Lagi-lagi, saya pun "kecipratan". Beberapa peserta menanyakan perihal menulis di Kompasiana, dan mendapat uang.

Saya menanggapi pertanyaan itu dengan apa adanya, bahwa saya menulis di Kompasiana sama sekali tidak mendapat uang. Sejak pertama menulis di Kompasiana, 5/3/2013, motivasi saya bukanlah demi mendapat uang sebagaimana yang saya tuliskan dalam komentar pada 27/3/2018.

"Bagi saya sendiri, menulis dan memajang karya (tulisan/artikel) di Kompasiana tetaplah seperti awal motivasi saya sejak bergabung, yaitu 1) melatih diri dalam berpikir dan menyampaikan pemikiran kepada siapa saja yang berminat membacanya melalui media alternatif bernama Kompasiana; 2) menyimpan atau menabung karya; 3) mencoba untuk menikmati suasana ber-Kompasiana, baik disukai, dikomentari maupun sekadar dibaca."

Ada-tidaknya K-rewards untuk saya, sudah saya anggap angin biasa saja.

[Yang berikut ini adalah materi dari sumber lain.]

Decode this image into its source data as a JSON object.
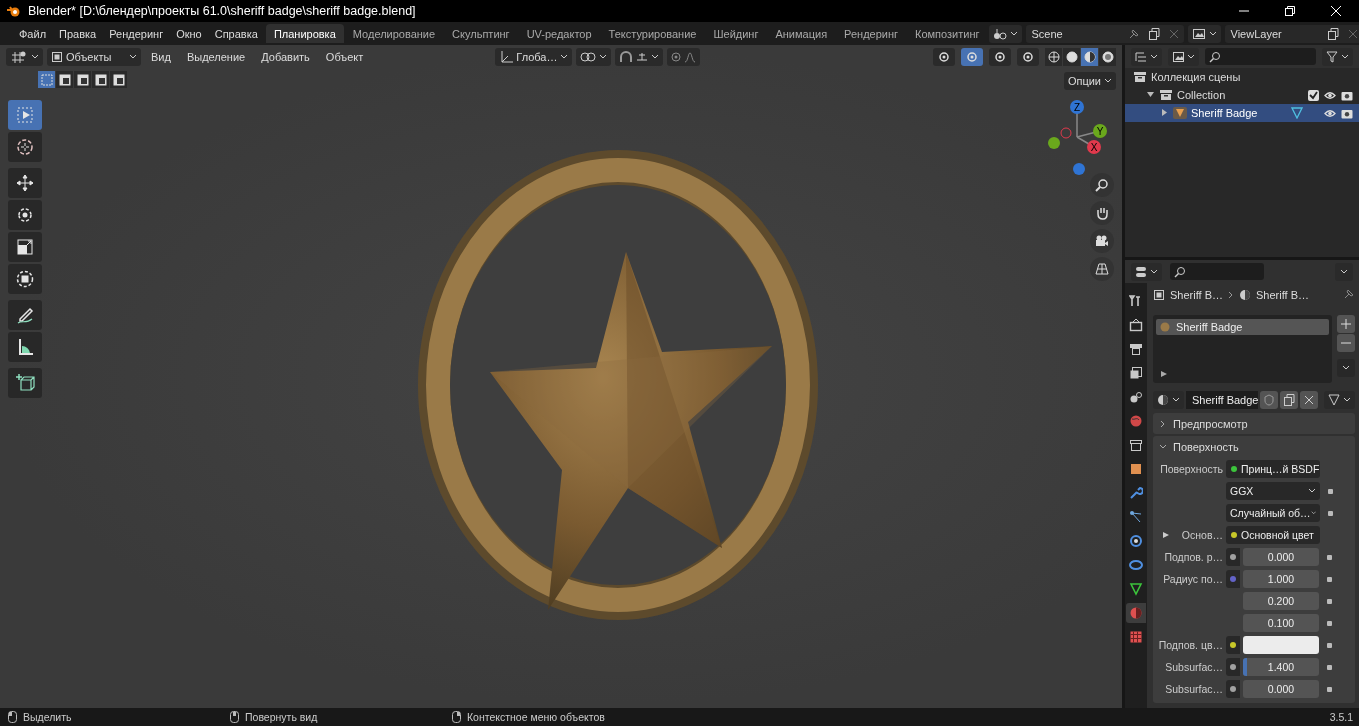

Tidak berbeda dengan hadiah ratusan juta rupiah yang sering singgah di ponsel saya karena menang undian yang tidak pernah saya ketahui. Tidak ada yang perlu saya tangkap karena sejak semula memang saya tidak berusaha mencari "angin", 'kan?

Belajar Konsisten

Sejak tidak mau repot mengurusi Mandiri e-Cash pada 5 April, dan bukan tipe "penjilat ludah sendiri" dengan motivasi menulis di Kompasiana itu saya sama sekali tidak lagi memikirkan keterkaitan antara menulis di Kompasiana dan manfaat finansialnya (K-rewards).

Di samping itu, saya juga tidak memikirkan hal verifikasi atau validitasi data saya. Mau tervaliditasi yang bisa mengubah hijau menjadi biru, bukanlah hal atau urusan yang perlu saya perjuangkan. Saya menulis, ya, menulis saja. Apa adanya.   

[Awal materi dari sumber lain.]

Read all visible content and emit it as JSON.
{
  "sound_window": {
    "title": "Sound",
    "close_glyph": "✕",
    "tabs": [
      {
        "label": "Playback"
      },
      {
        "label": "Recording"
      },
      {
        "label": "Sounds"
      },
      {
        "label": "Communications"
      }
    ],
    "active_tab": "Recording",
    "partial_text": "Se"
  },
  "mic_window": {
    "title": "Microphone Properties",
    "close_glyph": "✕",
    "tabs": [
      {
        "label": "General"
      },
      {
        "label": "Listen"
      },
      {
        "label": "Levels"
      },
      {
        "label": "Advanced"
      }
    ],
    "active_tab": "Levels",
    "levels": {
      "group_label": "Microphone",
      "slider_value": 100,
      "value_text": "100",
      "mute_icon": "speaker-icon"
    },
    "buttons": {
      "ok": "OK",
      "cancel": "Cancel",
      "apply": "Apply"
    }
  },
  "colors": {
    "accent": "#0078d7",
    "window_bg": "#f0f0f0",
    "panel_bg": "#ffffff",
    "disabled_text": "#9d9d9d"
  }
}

Apakah karena saya sudah kaya raya?

Jujur saja, saya penganggur berijazah S-1 Teknik Arsitektur. Saya hanya mengharapkan belas kasihan orang melalui jasa perancangan bangunan. Beberapa bulan saya bisa mendapat angin lewat saja.

Kalaupun ada angin yang singgah, sesekali hanya gerimis alias harganya jauh di bawah standard. Kalau tarif jasa arsitek yang resmi Rp200.000 per meter persegi, harga jasa saya disepakati oleh pengguna pada angka Rp30.000 per meter persegi.

Ya, sesekali gerimis. Paling sering anginnya adalah angin kemarau. Maksud saya, sering kali tidak dibayar dengan pelbagai alasan para pengguna jasa saya, khususnya di Balikpapan. Keren, 'kan?

Di Balikpapan pun saya tinggal di rumah mertua. Kendaraan saya berupa sepeda motor produk awal 2000-an dari warisan mertua saya yang meninggal pada 23 Maret 2013. Keren juga, 'kan?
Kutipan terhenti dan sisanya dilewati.